Shortly before moving to Arcueil, Satie inherited some money – most of which he spent on 12 identical grey suits made of luxurious velvet. He alternated wearing them every day, thus, ‘The Velvet Gentleman’ was born.

  1. He considered himself a ‘photometrographer’

Whatever that is… I’ll let Satie explain this one:

Everyone will tell you that I am not a musician. This is true. Since the beginning of my career, I have classified myself among the phonometrographers. My work is completely phonometrical. Take the Fils des Étoiles, Morceaux en Forme d’une Poire, En Habit de Cheval, or the Sarabandes — it is evident that musical ideas played no part whatsoever in their composition. Science is the dominating factor. Besides, I take more pleasure in measuring a sound than hearing it. Phonometer in hand, I work happily and with confidence. What have I not weighed or measured? All Beethoven, Verdi, etc. Very curious. The first time I used a phonoscope, I examined a B-flat of medium size. I assure you, I have never seen anything so repugnant. I called in my servant to show it to him. On my phonoscales, an ordinary F-sharp registered 93 kilograms. It emanated from a fat tenor whose weight I also took.

  1. He walked over 20km daily

Satie was still working at cabaret clubs when he moved to Arcueil. He made the 10km commute to and from Montmartre on foot. Every. Single. Day. He walked under an umbrella no matter the weather and always carried a hammer in his coat for protection: “While walking, I hold my ribs and look steadily behind me”. Now that’s a sight I would love to have seen.

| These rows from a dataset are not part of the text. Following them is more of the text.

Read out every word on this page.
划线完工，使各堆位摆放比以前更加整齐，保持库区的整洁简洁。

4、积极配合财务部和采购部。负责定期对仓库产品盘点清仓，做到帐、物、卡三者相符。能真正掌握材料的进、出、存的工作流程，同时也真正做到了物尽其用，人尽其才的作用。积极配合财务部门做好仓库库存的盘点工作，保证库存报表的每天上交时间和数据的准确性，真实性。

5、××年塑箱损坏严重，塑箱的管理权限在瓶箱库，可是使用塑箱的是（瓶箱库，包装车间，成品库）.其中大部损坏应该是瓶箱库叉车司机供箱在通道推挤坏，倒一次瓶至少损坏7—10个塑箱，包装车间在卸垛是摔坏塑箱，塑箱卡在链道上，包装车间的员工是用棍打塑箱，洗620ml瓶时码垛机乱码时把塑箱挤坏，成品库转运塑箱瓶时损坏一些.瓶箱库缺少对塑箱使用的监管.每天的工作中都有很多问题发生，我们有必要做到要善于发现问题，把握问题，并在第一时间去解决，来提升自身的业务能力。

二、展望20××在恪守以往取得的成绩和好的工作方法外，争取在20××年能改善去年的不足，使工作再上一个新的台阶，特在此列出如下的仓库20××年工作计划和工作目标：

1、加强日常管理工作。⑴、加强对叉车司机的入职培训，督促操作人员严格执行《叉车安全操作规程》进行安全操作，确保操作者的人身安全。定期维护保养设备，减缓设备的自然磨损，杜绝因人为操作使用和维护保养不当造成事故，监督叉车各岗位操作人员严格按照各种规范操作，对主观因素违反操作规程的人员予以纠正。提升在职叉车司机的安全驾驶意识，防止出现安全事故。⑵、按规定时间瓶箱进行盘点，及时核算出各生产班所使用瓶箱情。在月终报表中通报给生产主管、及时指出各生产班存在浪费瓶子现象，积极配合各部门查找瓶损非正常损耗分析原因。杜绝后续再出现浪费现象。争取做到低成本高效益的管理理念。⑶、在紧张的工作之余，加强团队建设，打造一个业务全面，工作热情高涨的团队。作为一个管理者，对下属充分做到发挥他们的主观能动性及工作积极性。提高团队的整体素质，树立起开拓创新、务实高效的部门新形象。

  1. He created his own religion

During his time living in Montmartre, Satie joined the Rosicrucian Order, a religion “built on esoteric truths of the ancient past”. He was both chapel-master and official composer of the Rosicrucians, writing the religiously charged pieces Sonneries de la Rose+Croix and Préludes du Nazaréen in this period. Satie quickly became bored with this sect though, subsequently inventing his own religion: the Metropolitan Church of Art and the Leading Christ. Satie’s vision was that precisely 1,600,000,000 recruits, draped in black robes with grey hoods, would defend his church in battle using oversized swords and medieval lances 5m in length. He also maintained an “official” church journal, which chastised music critics who deemed his work subpar and inaccessible. Obviously, Satie was the church’s only member.